しかし、「三種の神器と言うのは、あくまで架空の神器ではないか」と言う説があります。誰も本物を見た人はいないのですが、唯一皇居にある「勾玉(まがたま)」の存在は確かなようです。
 
それはともかく、熱田神宮は一歩足を外に踏み出すと広い道路の国道に接しています。車両の往来も多く、俗っぽく感じられ、せっかくの厳かな気分が少し損なわれたのは残念でした。
 
さて、夕方から夜にかけて、栄地区の繁華街に出向きました。
期待通りの街並みで、中央分離帯が広く両側にはビルが立ち並び、名古屋テレビ塔も見えます。
 
私が目指す「街歩き」は、このような全国の街並みを見ることです。それも多くの高い建物があるとなお一層喜ばしい…私にとっては満足でした。
 
通りでは、宵闇にまぎれた木々のシルエットに高層ビル群の窓明かりが見え隠れしています。私が見てみたい景色と一致して、何とも言えない良い気分でした。
 
  
◆伊勢市(人口 約12.7万人)
 
次の日の予定は伊勢神宮を参拝、その後に奈良まで行くと言うスケジュー。朝はやや早い時間に栄駅から地下鉄で名古屋駅へ。
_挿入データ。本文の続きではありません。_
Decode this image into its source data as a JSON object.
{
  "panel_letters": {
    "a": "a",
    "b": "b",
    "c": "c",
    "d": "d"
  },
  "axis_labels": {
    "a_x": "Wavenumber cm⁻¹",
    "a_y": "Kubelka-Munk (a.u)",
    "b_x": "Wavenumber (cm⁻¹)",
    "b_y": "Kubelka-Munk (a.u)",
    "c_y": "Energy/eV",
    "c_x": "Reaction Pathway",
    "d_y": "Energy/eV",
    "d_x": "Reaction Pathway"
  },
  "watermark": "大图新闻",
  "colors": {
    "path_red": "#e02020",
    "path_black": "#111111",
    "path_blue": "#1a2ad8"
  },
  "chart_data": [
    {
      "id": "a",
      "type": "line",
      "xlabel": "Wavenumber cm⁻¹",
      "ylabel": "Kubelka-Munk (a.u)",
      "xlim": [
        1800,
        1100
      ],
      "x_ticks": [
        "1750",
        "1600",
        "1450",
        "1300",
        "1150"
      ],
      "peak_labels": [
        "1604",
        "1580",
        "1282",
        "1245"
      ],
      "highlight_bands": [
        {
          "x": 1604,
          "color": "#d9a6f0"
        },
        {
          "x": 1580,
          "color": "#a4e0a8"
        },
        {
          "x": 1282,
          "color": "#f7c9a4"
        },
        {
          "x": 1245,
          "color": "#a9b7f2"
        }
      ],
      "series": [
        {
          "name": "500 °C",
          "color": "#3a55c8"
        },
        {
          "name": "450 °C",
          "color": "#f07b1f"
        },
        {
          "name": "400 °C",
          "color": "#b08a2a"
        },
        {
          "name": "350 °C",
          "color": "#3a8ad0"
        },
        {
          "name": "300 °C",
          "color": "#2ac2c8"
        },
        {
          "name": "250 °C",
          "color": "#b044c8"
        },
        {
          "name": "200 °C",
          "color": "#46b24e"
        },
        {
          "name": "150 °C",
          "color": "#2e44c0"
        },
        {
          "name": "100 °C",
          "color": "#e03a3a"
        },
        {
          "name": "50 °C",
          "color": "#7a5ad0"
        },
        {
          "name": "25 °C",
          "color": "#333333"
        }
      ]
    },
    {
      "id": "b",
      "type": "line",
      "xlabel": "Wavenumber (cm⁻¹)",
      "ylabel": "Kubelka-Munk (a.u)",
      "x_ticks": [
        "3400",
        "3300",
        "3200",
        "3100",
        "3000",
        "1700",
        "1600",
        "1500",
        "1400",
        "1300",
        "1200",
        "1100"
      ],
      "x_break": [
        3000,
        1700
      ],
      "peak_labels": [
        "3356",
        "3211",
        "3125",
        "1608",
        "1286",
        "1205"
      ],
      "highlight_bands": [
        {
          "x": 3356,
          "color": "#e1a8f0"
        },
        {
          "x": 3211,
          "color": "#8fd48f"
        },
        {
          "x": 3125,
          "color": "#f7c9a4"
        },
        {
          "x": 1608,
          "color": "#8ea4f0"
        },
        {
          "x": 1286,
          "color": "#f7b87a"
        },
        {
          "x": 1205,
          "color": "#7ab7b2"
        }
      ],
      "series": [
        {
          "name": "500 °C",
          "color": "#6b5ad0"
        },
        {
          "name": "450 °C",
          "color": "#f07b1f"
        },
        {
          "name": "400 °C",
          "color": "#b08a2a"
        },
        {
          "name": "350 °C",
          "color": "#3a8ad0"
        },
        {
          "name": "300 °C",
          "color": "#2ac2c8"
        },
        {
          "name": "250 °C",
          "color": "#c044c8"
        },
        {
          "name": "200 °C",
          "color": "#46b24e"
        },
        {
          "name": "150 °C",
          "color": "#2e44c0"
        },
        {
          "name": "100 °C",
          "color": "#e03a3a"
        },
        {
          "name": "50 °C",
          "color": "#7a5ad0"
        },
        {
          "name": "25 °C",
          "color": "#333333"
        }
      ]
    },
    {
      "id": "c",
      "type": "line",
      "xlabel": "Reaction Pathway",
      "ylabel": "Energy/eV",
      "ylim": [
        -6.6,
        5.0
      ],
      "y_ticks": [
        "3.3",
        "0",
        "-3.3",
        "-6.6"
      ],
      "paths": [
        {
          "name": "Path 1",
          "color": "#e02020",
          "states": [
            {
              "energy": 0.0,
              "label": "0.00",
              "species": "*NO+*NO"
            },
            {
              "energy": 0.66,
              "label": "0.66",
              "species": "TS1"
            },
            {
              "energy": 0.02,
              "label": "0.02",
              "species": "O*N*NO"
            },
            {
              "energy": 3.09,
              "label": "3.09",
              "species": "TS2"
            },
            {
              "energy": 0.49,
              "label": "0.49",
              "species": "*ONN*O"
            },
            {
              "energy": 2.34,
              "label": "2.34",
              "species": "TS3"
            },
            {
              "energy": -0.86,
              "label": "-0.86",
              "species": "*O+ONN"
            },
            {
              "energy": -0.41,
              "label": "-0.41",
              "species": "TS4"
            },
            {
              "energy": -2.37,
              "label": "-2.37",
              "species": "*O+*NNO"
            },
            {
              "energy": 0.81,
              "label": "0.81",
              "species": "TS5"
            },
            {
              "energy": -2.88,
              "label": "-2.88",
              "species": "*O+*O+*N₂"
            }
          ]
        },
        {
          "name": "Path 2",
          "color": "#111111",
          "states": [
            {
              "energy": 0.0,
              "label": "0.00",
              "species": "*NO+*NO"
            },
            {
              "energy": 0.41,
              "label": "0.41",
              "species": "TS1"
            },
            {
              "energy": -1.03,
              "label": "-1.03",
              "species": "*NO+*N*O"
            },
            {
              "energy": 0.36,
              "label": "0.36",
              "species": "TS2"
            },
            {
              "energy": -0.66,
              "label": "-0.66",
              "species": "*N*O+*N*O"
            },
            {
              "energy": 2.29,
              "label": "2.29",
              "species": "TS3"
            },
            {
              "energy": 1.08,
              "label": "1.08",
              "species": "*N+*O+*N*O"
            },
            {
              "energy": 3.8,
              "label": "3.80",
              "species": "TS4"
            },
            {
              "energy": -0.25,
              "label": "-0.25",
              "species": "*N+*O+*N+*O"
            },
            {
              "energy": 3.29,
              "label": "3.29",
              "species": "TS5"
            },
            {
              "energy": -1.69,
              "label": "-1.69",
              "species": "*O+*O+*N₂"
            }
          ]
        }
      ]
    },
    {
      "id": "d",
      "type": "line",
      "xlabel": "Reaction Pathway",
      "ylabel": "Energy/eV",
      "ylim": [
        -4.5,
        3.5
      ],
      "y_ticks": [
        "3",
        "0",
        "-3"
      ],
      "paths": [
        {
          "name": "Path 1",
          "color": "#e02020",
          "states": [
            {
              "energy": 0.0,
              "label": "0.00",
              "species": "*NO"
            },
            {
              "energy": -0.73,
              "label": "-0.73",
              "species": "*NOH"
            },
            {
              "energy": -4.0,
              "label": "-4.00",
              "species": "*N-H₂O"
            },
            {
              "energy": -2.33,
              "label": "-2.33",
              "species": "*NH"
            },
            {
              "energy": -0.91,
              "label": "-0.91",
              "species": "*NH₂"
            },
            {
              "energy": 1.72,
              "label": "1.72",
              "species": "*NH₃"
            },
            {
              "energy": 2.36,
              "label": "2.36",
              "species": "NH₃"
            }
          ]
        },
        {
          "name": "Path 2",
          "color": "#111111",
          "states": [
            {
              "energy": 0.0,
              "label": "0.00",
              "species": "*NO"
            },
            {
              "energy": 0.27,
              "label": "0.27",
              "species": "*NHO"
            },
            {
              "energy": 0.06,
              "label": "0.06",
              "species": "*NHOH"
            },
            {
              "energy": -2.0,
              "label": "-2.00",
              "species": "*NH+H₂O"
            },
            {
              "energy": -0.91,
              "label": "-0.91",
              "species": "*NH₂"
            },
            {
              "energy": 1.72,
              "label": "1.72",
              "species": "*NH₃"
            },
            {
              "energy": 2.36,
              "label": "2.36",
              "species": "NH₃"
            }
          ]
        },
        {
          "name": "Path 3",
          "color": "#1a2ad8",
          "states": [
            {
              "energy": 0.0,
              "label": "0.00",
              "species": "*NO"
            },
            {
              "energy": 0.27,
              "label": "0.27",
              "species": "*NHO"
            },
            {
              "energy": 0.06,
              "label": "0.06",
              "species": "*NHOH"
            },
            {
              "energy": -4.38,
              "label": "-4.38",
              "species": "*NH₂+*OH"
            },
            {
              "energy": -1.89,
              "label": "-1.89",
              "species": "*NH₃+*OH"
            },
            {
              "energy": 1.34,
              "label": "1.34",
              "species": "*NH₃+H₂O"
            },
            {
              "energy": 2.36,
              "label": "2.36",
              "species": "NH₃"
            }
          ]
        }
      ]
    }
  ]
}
名古屋駅で地下鉄から直接近鉄へ接続、そこも地下だったので外へ出ませんでした。私が見たかった名古屋駅の駅前周辺を見ることが出来なかったので、その時は本当に残念でした。
 
名古屋駅から近鉄名古屋線で初めて訪れる伊勢神宮を目指しました。伊勢市までの沿線で、三重県の主要な街である四日市市や津市を見逃さないようにしました。
 
ところで、日本の私鉄では近鉄が路線最長区間を有し、紀伊半島の半分を網羅するのには改めて感心です。名古屋から伊勢中川駅までは「名古屋線」、伊勢神宮方面へは伊勢中川駅から「山田線」となっています。
 
そして、伊勢神宮に行くために、確か「山田線・伊勢市駅」で下車したと思います。目の前には「伊勢神宮外宮↑」との案内看板があり、近くには「伊勢神宮内宮行き」のバス停もありました。
 
江戸時代から庶民の憧れでもあった「お伊勢さん」参り。もちろん庶民ばかりでなく、天皇家から公家・武士も含めて日本人全体の憧憬の場所と言えます。
 
まず「外宮」を30分ほど見学しましたが、外宮もすごく広くて立派、そこだけでも充分だったかも。バス停の案内地図では、内宮まで結構な距離があり、20人ほどが内宮行きのバスを待っていました。
 
そこに1台のタクシーが私たちの横に来て、「複数の人数ならタクシーに乗った方がお得ですよ。」確かに乗車定員の4人で乗ると一人あたりはバスより割安です。
 
ちょうど私たちの後ろに同年輩(向こうが少し若かった?)のご夫婦がバス待ちをされていました。話し合って、私たち夫婦と4人でタクシーに割り勘で乗ることに。
 
タクシーで内宮入口まで5〜6分もかかったでしょうか、やっぱり結構遠かった。見ず知らずの2組の夫婦がタクシー内で会話するのは、何となく新鮮ではありました。
「どちらから来られましたか?」
「群馬からです。富岡製糸場が世界遺産に登録されて群馬に来る人が増えたようですね。」
「はあ、そうですか。そう言えば佐賀も明治産業革命遺産の一部に登録されたばかりですよ。」
 
会話の内容はそんなことで、発音としてはどんな風だったか…半分は方言だったでしょうけど。
 
内宮の入口付近…あの有名な鳥居の周辺やバス乗降場所には、さすがに人出は多い。厳かな日本伝統の場所と言うより、変な言い方をすれば「一種のリゾート地」との感覚がありました。